Heritage Expert on New Inflation Numbers: ‘American Families Still Losing Ground’

Heritage Expert on New Inflation Numbers: ‘American Families Still Losing Ground’

Sep 13, 2022 1 min read

WASHINGTON—New numbers released Tuesday show the inflation rate was 8.3% in August while core inflation, which excludes food and energy, increased to 6.3%, more than three times the Federal Reserve’s target. Inflation actually increased from July to August, as well. Recent declines in gasoline prices due to decreased demand and recession fears were offset by price increases on many other daily products Americans purchase, including chicken up 16.6%, eggs 39.8%, flour 23.3%, natural gas 33.0%, health insurance 24.3%, and airline travel 33.4%. 

Despite the striking rise in prices during the Biden administration, the White House has announced a plan to bail out student loan debt holders, which could cost upwards of $1 trillion and make the inflation problem even worse.

EJ Antoni, research fellow in regional economics with The Heritage Foundation’s Center for Data Analysis, released the following statement Tuesday: 

“After casting blame in every direction for the inflationary storm they created, the Biden administration now wants to take credit for an inflation rate that remains nearly six times what it was when Biden took office.

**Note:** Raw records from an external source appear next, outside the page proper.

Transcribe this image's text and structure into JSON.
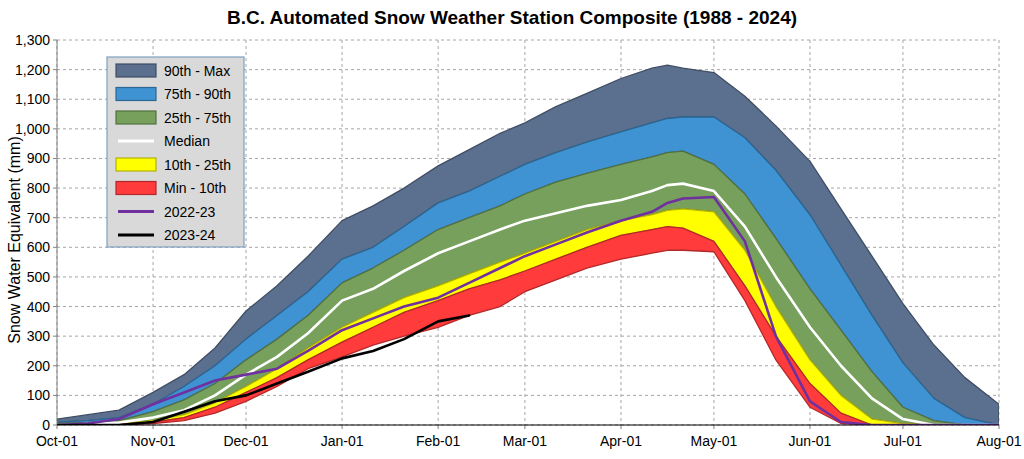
{
  "chart_data": {
    "type": "area",
    "title": "B.C. Automated Snow Weather Station Composite (1988 - 2024)",
    "ylabel": "Snow Water Equivalent (mm)",
    "x": [
      0,
      10,
      20,
      31,
      41,
      51,
      61,
      71,
      81,
      92,
      102,
      112,
      123,
      133,
      143,
      151,
      161,
      171,
      182,
      192,
      197,
      202,
      212,
      222,
      232,
      243,
      253,
      263,
      273,
      283,
      293,
      304
    ],
    "xlim": [
      0,
      304
    ],
    "xticks": [
      {
        "value": 0,
        "label": "Oct-01"
      },
      {
        "value": 31,
        "label": "Nov-01"
      },
      {
        "value": 61,
        "label": "Dec-01"
      },
      {
        "value": 92,
        "label": "Jan-01"
      },
      {
        "value": 123,
        "label": "Feb-01"
      },
      {
        "value": 151,
        "label": "Mar-01"
      },
      {
        "value": 182,
        "label": "Apr-01"
      },
      {
        "value": 212,
        "label": "May-01"
      },
      {
        "value": 243,
        "label": "Jun-01"
      },
      {
        "value": 273,
        "label": "Jul-01"
      },
      {
        "value": 304,
        "label": "Aug-01"
      }
    ],
    "ylim": [
      0,
      1300
    ],
    "yticks": [
      0,
      100,
      200,
      300,
      400,
      500,
      600,
      700,
      800,
      900,
      {
        "value": 1000,
        "label": "1,000"
      },
      {
        "value": 1100,
        "label": "1,100"
      },
      {
        "value": 1200,
        "label": "1,200"
      },
      {
        "value": 1300,
        "label": "1,300"
      }
    ],
    "grid": true,
    "legend": "upper left",
    "series": [
      {
        "name": "90th - Max",
        "type": "band",
        "color": "#5b6f8f",
        "low": [
          10,
          15,
          25,
          70,
          130,
          200,
          290,
          370,
          450,
          560,
          600,
          670,
          750,
          790,
          840,
          880,
          920,
          955,
          990,
          1020,
          1035,
          1040,
          1040,
          970,
          860,
          710,
          540,
          370,
          210,
          90,
          25,
          0
        ],
        "values": [
          20,
          35,
          50,
          110,
          170,
          260,
          385,
          470,
          570,
          690,
          740,
          800,
          875,
          930,
          985,
          1020,
          1075,
          1120,
          1170,
          1205,
          1215,
          1205,
          1190,
          1110,
          1010,
          890,
          730,
          570,
          410,
          270,
          160,
          70
        ]
      },
      {
        "name": "75th - 90th",
        "type": "band",
        "color": "#3f93d2",
        "low": [
          5,
          8,
          15,
          45,
          85,
          140,
          220,
          290,
          370,
          480,
          530,
          590,
          660,
          700,
          740,
          780,
          820,
          850,
          880,
          905,
          920,
          925,
          880,
          780,
          630,
          460,
          320,
          180,
          60,
          15,
          0,
          0
        ],
        "values": [
          10,
          15,
          25,
          70,
          130,
          200,
          290,
          370,
          450,
          560,
          600,
          670,
          750,
          790,
          840,
          880,
          920,
          955,
          990,
          1020,
          1035,
          1040,
          1040,
          970,
          860,
          710,
          540,
          370,
          210,
          90,
          25,
          0
        ]
      },
      {
        "name": "25th - 75th",
        "type": "band",
        "color": "#76a05b",
        "low": [
          0,
          2,
          5,
          15,
          35,
          75,
          130,
          190,
          260,
          330,
          380,
          430,
          470,
          510,
          550,
          580,
          620,
          660,
          690,
          710,
          725,
          730,
          720,
          590,
          400,
          220,
          100,
          20,
          5,
          0,
          0,
          0
        ],
        "values": [
          5,
          8,
          15,
          45,
          85,
          140,
          220,
          290,
          370,
          480,
          530,
          590,
          660,
          700,
          740,
          780,
          820,
          850,
          880,
          905,
          920,
          925,
          880,
          780,
          630,
          460,
          320,
          180,
          60,
          15,
          0,
          0
        ]
      },
      {
        "name": "Median",
        "type": "line",
        "color": "#ffffff",
        "values": [
          0,
          3,
          8,
          25,
          50,
          100,
          170,
          230,
          310,
          420,
          460,
          520,
          580,
          620,
          660,
          690,
          715,
          740,
          760,
          790,
          810,
          815,
          790,
          670,
          500,
          330,
          200,
          90,
          20,
          0,
          0,
          0
        ]
      },
      {
        "name": "10th - 25th",
        "type": "band",
        "color": "#ffff00",
        "low": [
          0,
          0,
          3,
          10,
          25,
          60,
          110,
          160,
          220,
          280,
          330,
          380,
          420,
          460,
          490,
          520,
          560,
          600,
          640,
          660,
          670,
          665,
          620,
          470,
          300,
          140,
          40,
          0,
          0,
          0,
          0,
          0
        ],
        "values": [
          0,
          2,
          5,
          15,
          35,
          75,
          130,
          190,
          260,
          330,
          380,
          430,
          470,
          510,
          550,
          580,
          620,
          660,
          690,
          710,
          725,
          730,
          720,
          590,
          400,
          220,
          100,
          20,
          5,
          0,
          0,
          0
        ]
      },
      {
        "name": "Min - 10th",
        "type": "band",
        "color": "#ff3b3b",
        "low": [
          0,
          0,
          0,
          5,
          15,
          40,
          80,
          130,
          190,
          230,
          270,
          300,
          330,
          370,
          400,
          450,
          490,
          530,
          560,
          580,
          590,
          590,
          585,
          420,
          220,
          60,
          5,
          0,
          0,
          0,
          0,
          0
        ],
        "values": [
          0,
          0,
          3,
          10,
          25,
          60,
          110,
          160,
          220,
          280,
          330,
          380,
          420,
          460,
          490,
          520,
          560,
          600,
          640,
          660,
          670,
          665,
          620,
          470,
          300,
          140,
          40,
          0,
          0,
          0,
          0,
          0
        ]
      },
      {
        "name": "2022-23",
        "type": "line",
        "color": "#7030a0",
        "values": [
          0,
          5,
          20,
          70,
          110,
          150,
          170,
          190,
          250,
          320,
          360,
          400,
          430,
          480,
          530,
          570,
          610,
          650,
          690,
          720,
          750,
          765,
          770,
          620,
          300,
          80,
          10,
          0,
          0,
          0,
          0,
          0
        ]
      },
      {
        "name": "2023-24",
        "type": "line",
        "color": "#000000",
        "values": [
          0,
          0,
          0,
          10,
          45,
          80,
          100,
          140,
          180,
          225,
          250,
          290,
          350,
          370,
          null,
          null,
          null,
          null,
          null,
          null,
          null,
          null,
          null,
          null,
          null,
          null,
          null,
          null,
          null,
          null,
          null,
          null
        ]
      }
    ]
  }
}
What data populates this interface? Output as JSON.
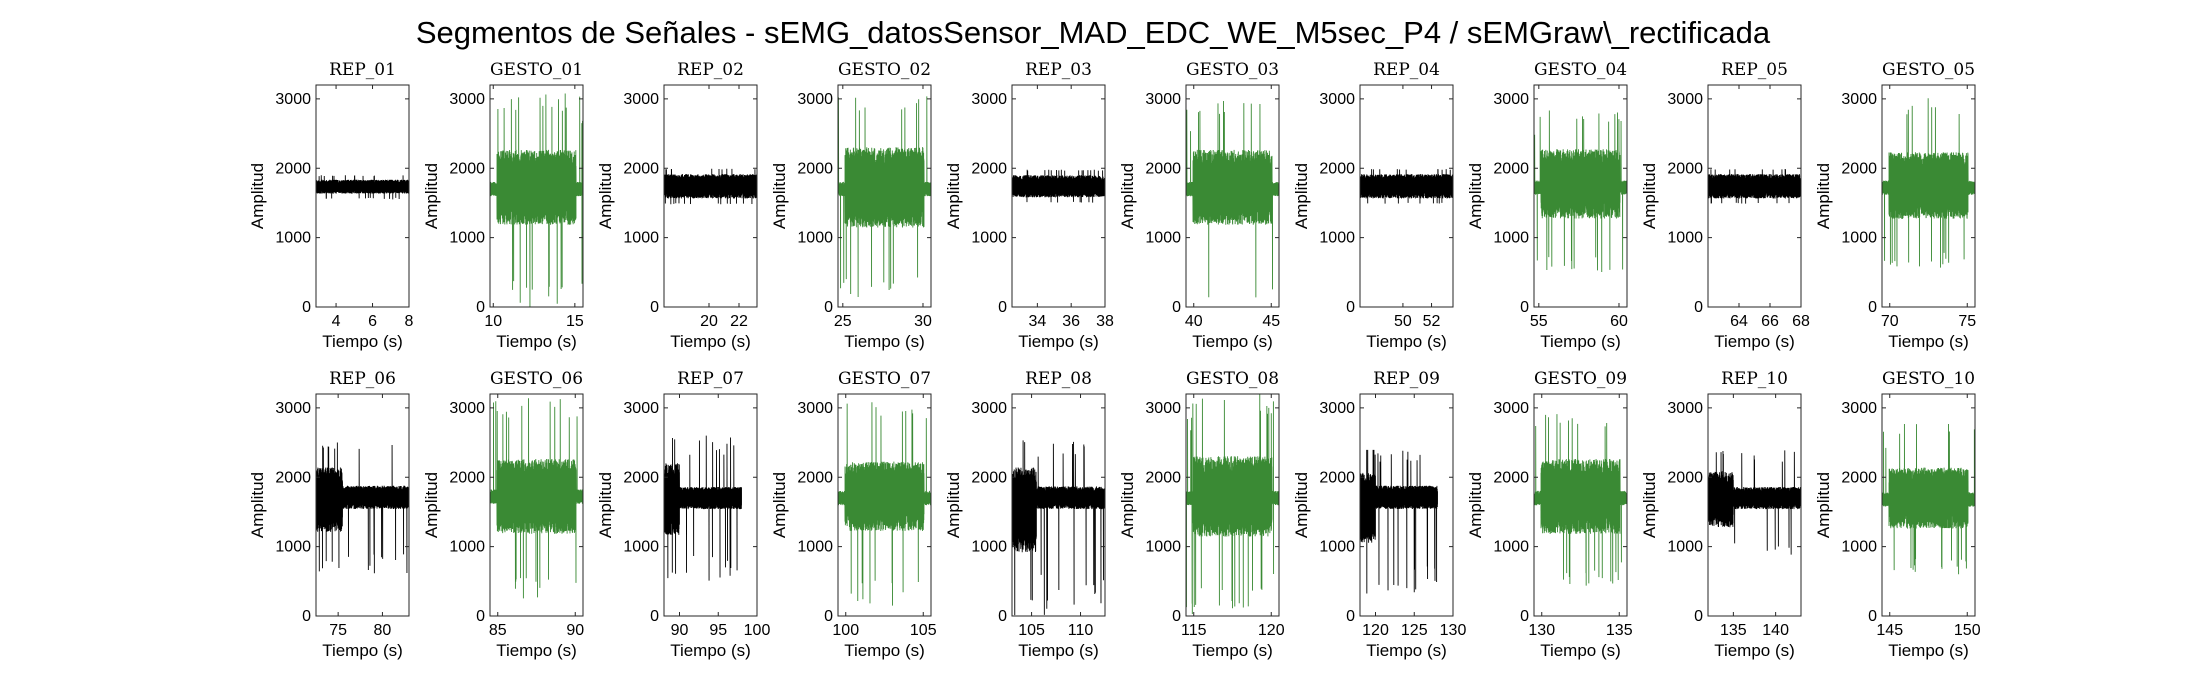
{
  "figure_title": "Segmentos de Señales - sEMG_datosSensor_MAD_EDC_WE_M5sec_P4 / sEMGraw\\_rectificada",
  "colors": {
    "rep": "#000000",
    "gesto": "#3a8a34"
  },
  "chart_data": [
    {
      "type": "line",
      "title": "REP_01",
      "category": "rep",
      "xlim": [
        2.9,
        8
      ],
      "xticks": [
        4,
        6,
        8
      ],
      "ylim": [
        0,
        3200
      ],
      "yticks": [
        0,
        1000,
        2000,
        3000
      ],
      "xlabel": "Tiempo (s)",
      "ylabel": "Amplitud",
      "signal": {
        "center": 1730,
        "band": [
          1610,
          1860
        ],
        "spikes": [
          1550,
          1900
        ]
      }
    },
    {
      "type": "line",
      "title": "GESTO_01",
      "category": "gesto",
      "xlim": [
        9.8,
        15.5
      ],
      "xticks": [
        10,
        15
      ],
      "ylim": [
        0,
        3200
      ],
      "yticks": [
        0,
        1000,
        2000,
        3000
      ],
      "xlabel": "Tiempo (s)",
      "ylabel": "Amplitud",
      "signal": {
        "center": 1700,
        "band": [
          1050,
          2400
        ],
        "spikes": [
          0,
          3100
        ]
      }
    },
    {
      "type": "line",
      "title": "REP_02",
      "category": "rep",
      "xlim": [
        17,
        23.2
      ],
      "xticks": [
        20,
        22
      ],
      "ylim": [
        0,
        3200
      ],
      "yticks": [
        0,
        1000,
        2000,
        3000
      ],
      "xlabel": "Tiempo (s)",
      "ylabel": "Amplitud",
      "signal": {
        "center": 1730,
        "band": [
          1520,
          1960
        ],
        "spikes": [
          1480,
          2000
        ]
      }
    },
    {
      "type": "line",
      "title": "GESTO_02",
      "category": "gesto",
      "xlim": [
        24.7,
        30.5
      ],
      "xticks": [
        25,
        30
      ],
      "ylim": [
        0,
        3200
      ],
      "yticks": [
        0,
        1000,
        2000,
        3000
      ],
      "xlabel": "Tiempo (s)",
      "ylabel": "Amplitud",
      "signal": {
        "center": 1700,
        "band": [
          1000,
          2450
        ],
        "spikes": [
          100,
          3080
        ]
      }
    },
    {
      "type": "line",
      "title": "REP_03",
      "category": "rep",
      "xlim": [
        32.5,
        38
      ],
      "xticks": [
        34,
        36,
        38
      ],
      "ylim": [
        0,
        3200
      ],
      "yticks": [
        0,
        1000,
        2000,
        3000
      ],
      "xlabel": "Tiempo (s)",
      "ylabel": "Amplitud",
      "signal": {
        "center": 1730,
        "band": [
          1540,
          1940
        ],
        "spikes": [
          1500,
          1980
        ]
      }
    },
    {
      "type": "line",
      "title": "GESTO_03",
      "category": "gesto",
      "xlim": [
        39.5,
        45.5
      ],
      "xticks": [
        40,
        45
      ],
      "ylim": [
        0,
        3200
      ],
      "yticks": [
        0,
        1000,
        2000,
        3000
      ],
      "xlabel": "Tiempo (s)",
      "ylabel": "Amplitud",
      "signal": {
        "center": 1700,
        "band": [
          1050,
          2400
        ],
        "spikes": [
          0,
          3000
        ]
      }
    },
    {
      "type": "line",
      "title": "REP_04",
      "category": "rep",
      "xlim": [
        47,
        53.5
      ],
      "xticks": [
        50,
        52
      ],
      "ylim": [
        0,
        3200
      ],
      "yticks": [
        0,
        1000,
        2000,
        3000
      ],
      "xlabel": "Tiempo (s)",
      "ylabel": "Amplitud",
      "signal": {
        "center": 1730,
        "band": [
          1520,
          1960
        ],
        "spikes": [
          1490,
          1990
        ]
      }
    },
    {
      "type": "line",
      "title": "GESTO_04",
      "category": "gesto",
      "xlim": [
        54.7,
        60.5
      ],
      "xticks": [
        55,
        60
      ],
      "ylim": [
        0,
        3200
      ],
      "yticks": [
        0,
        1000,
        2000,
        3000
      ],
      "xlabel": "Tiempo (s)",
      "ylabel": "Amplitud",
      "signal": {
        "center": 1720,
        "band": [
          1150,
          2400
        ],
        "spikes": [
          500,
          2850
        ]
      }
    },
    {
      "type": "line",
      "title": "REP_05",
      "category": "rep",
      "xlim": [
        62,
        68
      ],
      "xticks": [
        64,
        66,
        68
      ],
      "ylim": [
        0,
        3200
      ],
      "yticks": [
        0,
        1000,
        2000,
        3000
      ],
      "xlabel": "Tiempo (s)",
      "ylabel": "Amplitud",
      "signal": {
        "center": 1730,
        "band": [
          1520,
          1960
        ],
        "spikes": [
          1490,
          1990
        ]
      }
    },
    {
      "type": "line",
      "title": "GESTO_05",
      "category": "gesto",
      "xlim": [
        69.5,
        75.5
      ],
      "xticks": [
        70,
        75
      ],
      "ylim": [
        0,
        3200
      ],
      "yticks": [
        0,
        1000,
        2000,
        3000
      ],
      "xlabel": "Tiempo (s)",
      "ylabel": "Amplitud",
      "signal": {
        "center": 1720,
        "band": [
          1150,
          2350
        ],
        "spikes": [
          550,
          3050
        ]
      }
    },
    {
      "type": "line",
      "title": "REP_06",
      "category": "rep",
      "xlim": [
        72.5,
        83
      ],
      "xticks": [
        75,
        80
      ],
      "ylim": [
        0,
        3200
      ],
      "yticks": [
        0,
        1000,
        2000,
        3000
      ],
      "xlabel": "Tiempo (s)",
      "ylabel": "Amplitud",
      "signal": {
        "center": 1700,
        "band": [
          1500,
          1920
        ],
        "spikes": [
          600,
          2500
        ],
        "burst": [
          72.5,
          75.5
        ]
      }
    },
    {
      "type": "line",
      "title": "GESTO_06",
      "category": "gesto",
      "xlim": [
        84.5,
        90.5
      ],
      "xticks": [
        85,
        90
      ],
      "ylim": [
        0,
        3200
      ],
      "yticks": [
        0,
        1000,
        2000,
        3000
      ],
      "xlabel": "Tiempo (s)",
      "ylabel": "Amplitud",
      "signal": {
        "center": 1720,
        "band": [
          1050,
          2400
        ],
        "spikes": [
          250,
          3150
        ]
      }
    },
    {
      "type": "line",
      "title": "REP_07",
      "category": "rep",
      "xlim": [
        88,
        100
      ],
      "xticks": [
        90,
        95,
        100
      ],
      "ylim": [
        0,
        3200
      ],
      "yticks": [
        0,
        1000,
        2000,
        3000
      ],
      "xlabel": "Tiempo (s)",
      "ylabel": "Amplitud",
      "signal": {
        "center": 1700,
        "band": [
          1500,
          1900
        ],
        "spikes": [
          500,
          2600
        ],
        "burst": [
          88,
          90
        ],
        "end": 98
      }
    },
    {
      "type": "line",
      "title": "GESTO_07",
      "category": "gesto",
      "xlim": [
        99.5,
        105.5
      ],
      "xticks": [
        100,
        105
      ],
      "ylim": [
        0,
        3200
      ],
      "yticks": [
        0,
        1000,
        2000,
        3000
      ],
      "xlabel": "Tiempo (s)",
      "ylabel": "Amplitud",
      "signal": {
        "center": 1700,
        "band": [
          1100,
          2350
        ],
        "spikes": [
          150,
          3100
        ]
      }
    },
    {
      "type": "line",
      "title": "REP_08",
      "category": "rep",
      "xlim": [
        103,
        112.5
      ],
      "xticks": [
        105,
        110
      ],
      "ylim": [
        0,
        3200
      ],
      "yticks": [
        0,
        1000,
        2000,
        3000
      ],
      "xlabel": "Tiempo (s)",
      "ylabel": "Amplitud",
      "signal": {
        "center": 1700,
        "band": [
          1500,
          1910
        ],
        "spikes": [
          0,
          2550
        ],
        "burst": [
          103,
          105.5
        ]
      }
    },
    {
      "type": "line",
      "title": "GESTO_08",
      "category": "gesto",
      "xlim": [
        114.5,
        120.5
      ],
      "xticks": [
        115,
        120
      ],
      "ylim": [
        0,
        3200
      ],
      "yticks": [
        0,
        1000,
        2000,
        3000
      ],
      "xlabel": "Tiempo (s)",
      "ylabel": "Amplitud",
      "signal": {
        "center": 1700,
        "band": [
          1000,
          2450
        ],
        "spikes": [
          0,
          3200
        ]
      }
    },
    {
      "type": "line",
      "title": "REP_09",
      "category": "rep",
      "xlim": [
        118,
        130
      ],
      "xticks": [
        120,
        125,
        130
      ],
      "ylim": [
        0,
        3200
      ],
      "yticks": [
        0,
        1000,
        2000,
        3000
      ],
      "xlabel": "Tiempo (s)",
      "ylabel": "Amplitud",
      "signal": {
        "center": 1700,
        "band": [
          1500,
          1920
        ],
        "spikes": [
          300,
          2400
        ],
        "burst": [
          118,
          120
        ],
        "end": 128
      }
    },
    {
      "type": "line",
      "title": "GESTO_09",
      "category": "gesto",
      "xlim": [
        129.5,
        135.5
      ],
      "xticks": [
        130,
        135
      ],
      "ylim": [
        0,
        3200
      ],
      "yticks": [
        0,
        1000,
        2000,
        3000
      ],
      "xlabel": "Tiempo (s)",
      "ylabel": "Amplitud",
      "signal": {
        "center": 1700,
        "band": [
          1050,
          2400
        ],
        "spikes": [
          400,
          2950
        ]
      }
    },
    {
      "type": "line",
      "title": "REP_10",
      "category": "rep",
      "xlim": [
        132,
        143
      ],
      "xticks": [
        135,
        140
      ],
      "ylim": [
        0,
        3200
      ],
      "yticks": [
        0,
        1000,
        2000,
        3000
      ],
      "xlabel": "Tiempo (s)",
      "ylabel": "Amplitud",
      "signal": {
        "center": 1700,
        "band": [
          1500,
          1900
        ],
        "spikes": [
          750,
          2400
        ],
        "burst": [
          132,
          135
        ]
      }
    },
    {
      "type": "line",
      "title": "GESTO_10",
      "category": "gesto",
      "xlim": [
        144.5,
        150.5
      ],
      "xticks": [
        145,
        150
      ],
      "ylim": [
        0,
        3200
      ],
      "yticks": [
        0,
        1000,
        2000,
        3000
      ],
      "xlabel": "Tiempo (s)",
      "ylabel": "Amplitud",
      "signal": {
        "center": 1680,
        "band": [
          1150,
          2250
        ],
        "spikes": [
          600,
          2800
        ]
      }
    }
  ]
}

The reality is that American families are still losing ground because of his policies. 

 

“People are demonstrably worse off today than when Biden became president. Real wages have fallen 5.5%, the annual equivalent of $3,000 for the average American. Meanwhile, home affordability has plummeted 35%, monthly savings have collapsed 75%, and credit card debt has risen 22%. Americans have been financially crushed by the Swamp’s monetary malpractice and fiscal irresponsibility of Washington. 

 

“While the Federal Reserve is belatedly beginning to do its job by reducing money creation and allowing interest rates to rise, it is working at cross purposes with Congress and the president, who continue their profligate spending and borrowing. To avoid a worsening recession, our governmental and monetary leaders must stop the reckless spending, borrowing, and money-printing, while also embracing policies that will unleash American energy production.”